According to the Federal Government, it has assumed responsibility for an economy that is characterized by unfavorable conditions, including an unacceptably high level of unemployment.
During a press briefing following the inaugural Federal Executive Council (FEC) meeting, which was chaired by President Bola Tinubu at the Council Chamber, Presidential Villa in Abuja, the Minister of Finance and Coordinating Minister of the Economy, Mr. Wale Edun, informed journalists that the current administration inherited a severely weakened economy characterized by a high inflation rate of 24 percent.
According to Edun, it is asserted that the Federal Government is now unable to engage in borrowing funds. Furthermore, the focus is placed on the imperative of establishing a macroeconomic climate that facilitates investment by both domestic and international stakeholders, hence fostering enhanced output levels.
He stated
The per capita income has exhibited a consistent decline, accompanied by a high inflation rate of 24 percent and elevated levels of unemployment.
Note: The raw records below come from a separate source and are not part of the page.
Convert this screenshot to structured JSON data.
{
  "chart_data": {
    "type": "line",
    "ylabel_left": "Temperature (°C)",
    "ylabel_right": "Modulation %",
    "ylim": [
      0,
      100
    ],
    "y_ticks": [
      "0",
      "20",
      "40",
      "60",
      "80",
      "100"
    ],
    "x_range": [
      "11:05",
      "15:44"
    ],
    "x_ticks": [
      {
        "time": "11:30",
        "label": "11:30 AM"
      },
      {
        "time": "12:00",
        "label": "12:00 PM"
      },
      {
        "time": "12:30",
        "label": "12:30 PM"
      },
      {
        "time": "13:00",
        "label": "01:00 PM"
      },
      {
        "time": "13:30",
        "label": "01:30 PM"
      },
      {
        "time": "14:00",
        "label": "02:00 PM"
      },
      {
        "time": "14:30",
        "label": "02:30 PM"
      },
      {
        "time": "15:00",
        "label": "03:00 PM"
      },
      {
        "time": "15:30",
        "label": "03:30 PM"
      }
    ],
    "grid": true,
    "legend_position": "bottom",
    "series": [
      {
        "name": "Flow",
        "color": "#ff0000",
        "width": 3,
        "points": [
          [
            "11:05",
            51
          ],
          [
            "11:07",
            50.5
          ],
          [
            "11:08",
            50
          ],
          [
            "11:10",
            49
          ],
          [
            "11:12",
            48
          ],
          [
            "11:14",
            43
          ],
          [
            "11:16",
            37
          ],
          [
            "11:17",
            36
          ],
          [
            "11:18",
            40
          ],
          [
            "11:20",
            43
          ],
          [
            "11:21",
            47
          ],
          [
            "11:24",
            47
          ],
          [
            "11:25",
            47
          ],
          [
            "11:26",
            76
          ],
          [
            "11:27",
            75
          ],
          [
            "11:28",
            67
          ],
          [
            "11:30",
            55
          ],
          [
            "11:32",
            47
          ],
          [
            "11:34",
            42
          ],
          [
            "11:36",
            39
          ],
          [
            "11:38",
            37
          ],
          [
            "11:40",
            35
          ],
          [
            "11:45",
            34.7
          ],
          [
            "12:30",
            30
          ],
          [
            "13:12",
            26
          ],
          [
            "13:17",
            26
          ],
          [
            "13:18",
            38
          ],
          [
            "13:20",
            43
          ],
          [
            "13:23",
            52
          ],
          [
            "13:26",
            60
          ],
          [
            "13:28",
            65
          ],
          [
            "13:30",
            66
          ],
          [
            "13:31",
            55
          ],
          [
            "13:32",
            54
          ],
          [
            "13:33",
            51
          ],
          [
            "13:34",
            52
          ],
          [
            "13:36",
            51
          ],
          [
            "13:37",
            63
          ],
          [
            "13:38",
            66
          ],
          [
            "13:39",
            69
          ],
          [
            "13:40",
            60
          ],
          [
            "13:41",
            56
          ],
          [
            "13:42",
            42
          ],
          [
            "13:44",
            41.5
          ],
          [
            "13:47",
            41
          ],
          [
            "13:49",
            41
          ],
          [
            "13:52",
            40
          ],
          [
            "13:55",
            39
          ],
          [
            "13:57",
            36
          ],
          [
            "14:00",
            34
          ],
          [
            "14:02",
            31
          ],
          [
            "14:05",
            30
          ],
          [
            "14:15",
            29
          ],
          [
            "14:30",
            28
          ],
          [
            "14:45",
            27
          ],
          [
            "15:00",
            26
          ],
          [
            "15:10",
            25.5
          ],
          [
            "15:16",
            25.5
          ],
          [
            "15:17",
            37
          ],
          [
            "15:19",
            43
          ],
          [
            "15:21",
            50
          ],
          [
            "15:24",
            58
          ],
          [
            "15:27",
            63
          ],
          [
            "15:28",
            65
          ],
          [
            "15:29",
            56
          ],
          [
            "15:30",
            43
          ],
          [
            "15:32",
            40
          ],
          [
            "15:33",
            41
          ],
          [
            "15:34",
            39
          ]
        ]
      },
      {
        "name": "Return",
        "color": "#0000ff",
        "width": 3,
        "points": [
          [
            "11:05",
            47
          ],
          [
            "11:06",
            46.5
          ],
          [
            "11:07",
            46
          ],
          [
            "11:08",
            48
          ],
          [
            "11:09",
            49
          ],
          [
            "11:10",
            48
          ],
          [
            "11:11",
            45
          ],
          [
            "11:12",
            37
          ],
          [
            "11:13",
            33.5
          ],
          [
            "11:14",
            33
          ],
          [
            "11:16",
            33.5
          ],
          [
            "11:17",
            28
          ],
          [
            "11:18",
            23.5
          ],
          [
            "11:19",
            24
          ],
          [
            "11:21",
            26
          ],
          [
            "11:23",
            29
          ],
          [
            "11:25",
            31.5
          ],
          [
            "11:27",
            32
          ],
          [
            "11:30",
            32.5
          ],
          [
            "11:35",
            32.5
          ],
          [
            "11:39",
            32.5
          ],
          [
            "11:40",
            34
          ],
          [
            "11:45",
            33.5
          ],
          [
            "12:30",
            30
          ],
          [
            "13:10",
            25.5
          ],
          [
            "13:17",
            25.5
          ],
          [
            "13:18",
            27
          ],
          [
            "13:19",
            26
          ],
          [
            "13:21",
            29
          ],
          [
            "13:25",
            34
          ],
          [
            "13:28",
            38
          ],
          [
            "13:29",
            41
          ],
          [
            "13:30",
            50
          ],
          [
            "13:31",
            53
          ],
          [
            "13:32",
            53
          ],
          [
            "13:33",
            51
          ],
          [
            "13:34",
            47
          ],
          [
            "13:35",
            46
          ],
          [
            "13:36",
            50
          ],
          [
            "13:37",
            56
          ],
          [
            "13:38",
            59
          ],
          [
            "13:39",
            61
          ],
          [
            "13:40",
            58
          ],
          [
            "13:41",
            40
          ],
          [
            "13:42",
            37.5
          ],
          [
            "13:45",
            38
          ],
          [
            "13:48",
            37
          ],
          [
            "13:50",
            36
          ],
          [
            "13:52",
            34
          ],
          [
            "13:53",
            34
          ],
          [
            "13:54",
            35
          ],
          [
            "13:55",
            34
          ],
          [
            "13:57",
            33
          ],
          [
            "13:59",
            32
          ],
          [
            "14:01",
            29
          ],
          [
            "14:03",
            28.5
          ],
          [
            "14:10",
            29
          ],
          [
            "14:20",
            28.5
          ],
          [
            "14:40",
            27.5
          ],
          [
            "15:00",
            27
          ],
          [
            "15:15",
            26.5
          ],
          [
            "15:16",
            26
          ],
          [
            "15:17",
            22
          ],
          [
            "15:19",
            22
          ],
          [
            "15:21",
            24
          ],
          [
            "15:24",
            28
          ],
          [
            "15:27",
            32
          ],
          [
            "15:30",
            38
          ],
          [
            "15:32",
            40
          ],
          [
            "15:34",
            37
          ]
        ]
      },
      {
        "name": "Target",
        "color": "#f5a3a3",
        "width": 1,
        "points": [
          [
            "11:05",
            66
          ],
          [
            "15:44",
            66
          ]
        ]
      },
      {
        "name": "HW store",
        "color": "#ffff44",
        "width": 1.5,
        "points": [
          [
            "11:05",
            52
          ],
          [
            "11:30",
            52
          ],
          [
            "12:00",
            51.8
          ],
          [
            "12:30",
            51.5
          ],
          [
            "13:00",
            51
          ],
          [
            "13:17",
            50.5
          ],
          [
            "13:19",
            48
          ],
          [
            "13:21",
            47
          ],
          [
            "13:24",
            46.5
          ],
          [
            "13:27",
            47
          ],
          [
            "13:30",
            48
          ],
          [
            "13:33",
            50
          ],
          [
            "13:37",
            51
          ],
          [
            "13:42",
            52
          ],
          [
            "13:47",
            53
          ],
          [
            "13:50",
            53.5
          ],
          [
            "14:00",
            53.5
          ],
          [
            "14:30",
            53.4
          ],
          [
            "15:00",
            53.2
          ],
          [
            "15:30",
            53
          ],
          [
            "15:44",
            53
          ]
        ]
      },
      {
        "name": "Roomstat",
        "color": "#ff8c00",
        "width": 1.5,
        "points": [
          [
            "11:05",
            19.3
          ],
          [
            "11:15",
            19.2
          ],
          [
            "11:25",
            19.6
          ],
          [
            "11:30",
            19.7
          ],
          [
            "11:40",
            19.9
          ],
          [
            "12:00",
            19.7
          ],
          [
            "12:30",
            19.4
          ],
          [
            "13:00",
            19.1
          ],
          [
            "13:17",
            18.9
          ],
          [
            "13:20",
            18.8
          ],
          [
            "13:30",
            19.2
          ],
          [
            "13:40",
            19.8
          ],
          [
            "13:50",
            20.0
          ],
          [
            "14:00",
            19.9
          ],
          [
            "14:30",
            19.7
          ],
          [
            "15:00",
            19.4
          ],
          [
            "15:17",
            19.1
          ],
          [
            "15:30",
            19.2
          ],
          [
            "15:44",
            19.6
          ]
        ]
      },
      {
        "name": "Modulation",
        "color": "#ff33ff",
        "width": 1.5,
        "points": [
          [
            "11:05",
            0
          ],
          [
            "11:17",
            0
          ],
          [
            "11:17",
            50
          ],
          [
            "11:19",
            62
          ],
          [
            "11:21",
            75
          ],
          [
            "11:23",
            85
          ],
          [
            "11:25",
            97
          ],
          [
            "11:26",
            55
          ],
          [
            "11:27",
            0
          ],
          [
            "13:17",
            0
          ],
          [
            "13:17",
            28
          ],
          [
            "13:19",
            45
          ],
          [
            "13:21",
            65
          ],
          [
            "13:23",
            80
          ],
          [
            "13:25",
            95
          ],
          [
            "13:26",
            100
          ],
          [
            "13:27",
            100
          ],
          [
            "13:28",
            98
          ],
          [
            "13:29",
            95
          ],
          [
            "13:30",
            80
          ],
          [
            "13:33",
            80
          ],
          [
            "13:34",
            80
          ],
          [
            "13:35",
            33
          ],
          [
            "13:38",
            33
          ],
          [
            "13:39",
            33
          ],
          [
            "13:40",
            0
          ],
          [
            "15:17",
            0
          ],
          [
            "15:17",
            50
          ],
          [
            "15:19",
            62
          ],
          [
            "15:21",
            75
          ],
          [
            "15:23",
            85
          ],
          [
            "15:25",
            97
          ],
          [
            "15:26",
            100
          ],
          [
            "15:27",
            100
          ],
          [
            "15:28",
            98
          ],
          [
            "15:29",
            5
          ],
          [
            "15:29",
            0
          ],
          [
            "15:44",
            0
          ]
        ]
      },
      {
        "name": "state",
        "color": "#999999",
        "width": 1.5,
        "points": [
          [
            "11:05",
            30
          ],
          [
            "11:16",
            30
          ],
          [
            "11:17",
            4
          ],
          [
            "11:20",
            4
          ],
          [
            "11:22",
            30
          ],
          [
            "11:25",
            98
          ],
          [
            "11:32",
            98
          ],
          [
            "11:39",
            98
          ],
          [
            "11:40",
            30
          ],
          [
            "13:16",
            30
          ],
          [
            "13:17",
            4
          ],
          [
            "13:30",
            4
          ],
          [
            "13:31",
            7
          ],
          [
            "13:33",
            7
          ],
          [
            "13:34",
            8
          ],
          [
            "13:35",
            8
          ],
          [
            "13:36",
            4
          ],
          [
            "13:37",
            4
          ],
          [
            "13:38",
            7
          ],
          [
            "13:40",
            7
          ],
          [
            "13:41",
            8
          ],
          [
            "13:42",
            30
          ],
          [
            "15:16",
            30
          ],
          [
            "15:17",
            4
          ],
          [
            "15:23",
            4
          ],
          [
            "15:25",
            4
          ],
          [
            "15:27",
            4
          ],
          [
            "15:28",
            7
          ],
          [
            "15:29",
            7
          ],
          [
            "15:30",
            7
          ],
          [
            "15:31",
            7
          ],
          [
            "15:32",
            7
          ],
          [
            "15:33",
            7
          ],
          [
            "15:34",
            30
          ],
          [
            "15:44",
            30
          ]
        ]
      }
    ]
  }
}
It is worth noting that there are ongoing efforts to rebase the methodology employed for calculating these economic indicators.
Regardless of the perspective, the current unemployment rate is considerably elevated, with youth unemployment reaching an unacceptably high level. The aforementioned metrics have been successfully achieved. We encountered a challenging economic situation, and the President has made a commitment to improve it.
The Minister assurred Nigerians that the administration of President Bola Tinubu will not rely on borrowing and that he had committed to be truthful, honest and accountable to the people.